Aug 3, 2nd hour (12:30-1:30) Presentation discussion with Jim Krippner on his book Henry Cadbury: Quaker, Pacifist and Skeptic
Come find out more about a Friend who helped found American Friends Service Committee and why he was later forced to resign from a Quaker college for being too committed to nonviolence during a time of global conflict in 1918.
Jim Krippner is the Edmund and Margiana Stinnes Professor in Global Studies and Professor of History at Haverford College. He will be discussing his recent book Henry Cadbury: Quaker, Pacifist and Skeptic (Brill, 2024) co-authored with David Harrington Watt.

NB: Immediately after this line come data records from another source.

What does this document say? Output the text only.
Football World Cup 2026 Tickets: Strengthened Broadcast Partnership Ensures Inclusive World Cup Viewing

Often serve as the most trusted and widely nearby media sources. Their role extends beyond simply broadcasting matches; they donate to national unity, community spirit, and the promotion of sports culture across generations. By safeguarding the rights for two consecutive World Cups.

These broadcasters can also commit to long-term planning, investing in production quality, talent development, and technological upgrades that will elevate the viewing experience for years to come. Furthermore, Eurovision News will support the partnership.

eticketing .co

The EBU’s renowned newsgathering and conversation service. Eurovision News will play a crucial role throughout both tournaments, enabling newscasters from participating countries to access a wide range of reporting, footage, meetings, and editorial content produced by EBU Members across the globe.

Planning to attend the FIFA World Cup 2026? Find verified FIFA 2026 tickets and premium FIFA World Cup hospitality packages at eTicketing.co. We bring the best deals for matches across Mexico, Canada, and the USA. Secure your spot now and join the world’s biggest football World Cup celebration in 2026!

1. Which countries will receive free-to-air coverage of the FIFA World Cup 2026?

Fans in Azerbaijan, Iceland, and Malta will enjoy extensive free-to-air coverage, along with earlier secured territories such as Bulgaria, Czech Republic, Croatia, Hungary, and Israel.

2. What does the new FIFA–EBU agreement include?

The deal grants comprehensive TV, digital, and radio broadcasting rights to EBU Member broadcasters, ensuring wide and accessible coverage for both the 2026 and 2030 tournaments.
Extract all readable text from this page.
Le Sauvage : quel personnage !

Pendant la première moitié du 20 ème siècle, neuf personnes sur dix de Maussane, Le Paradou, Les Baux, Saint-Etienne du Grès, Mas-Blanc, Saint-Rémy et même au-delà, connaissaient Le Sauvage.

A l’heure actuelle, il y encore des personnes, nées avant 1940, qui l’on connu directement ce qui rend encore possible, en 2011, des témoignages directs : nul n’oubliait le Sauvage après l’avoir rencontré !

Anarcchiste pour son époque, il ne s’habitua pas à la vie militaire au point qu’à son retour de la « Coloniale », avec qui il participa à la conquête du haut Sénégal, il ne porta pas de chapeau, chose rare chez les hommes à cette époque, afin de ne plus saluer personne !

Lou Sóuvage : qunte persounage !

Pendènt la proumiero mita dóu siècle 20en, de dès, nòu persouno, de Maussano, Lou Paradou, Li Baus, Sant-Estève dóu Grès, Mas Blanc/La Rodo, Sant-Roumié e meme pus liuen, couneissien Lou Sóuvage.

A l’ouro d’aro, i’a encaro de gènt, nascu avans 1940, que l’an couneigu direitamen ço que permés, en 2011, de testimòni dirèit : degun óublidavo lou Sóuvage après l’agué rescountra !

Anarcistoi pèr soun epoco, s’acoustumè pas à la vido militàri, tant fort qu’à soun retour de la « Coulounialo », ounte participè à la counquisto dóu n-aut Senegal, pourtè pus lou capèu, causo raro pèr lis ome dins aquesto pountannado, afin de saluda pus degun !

The book introduces readers to the life, thought, social activism and political conflicts of the Quaker intellectual and peace activist Henry Cadbury (1883-1974). Born into an established Orthodox Philadelphia Quaker family, Cadbury was among the most prominent Quaker intellectuals of his day. During his lifetime, he was well-known as a contributor to one of the most important English translations of the Bible (the Revised Standard Version) and wrote scores of articles and books on the early history of Christianity and the history of the Society of Friends. He also had enormous influence over what may be the single best institutional instantiation of the Quaker commitment to nonviolence—the American Friends Service Committee (AFSC), an organization Cadbury helped to found in 1917 and served throughout his long lifetime. When the AFSC was awarded the Nobel Peace Prize in 1947, Cadbury was asked to accept the prize on its behalf. The book focuses upon Cadbury’s 1918 dismissal from Haverford College due to his ardent pacifist opposition to World War I, an event that raises the interesting question of how could a Quaker College fire a Quaker Professor for being “too Quaker?”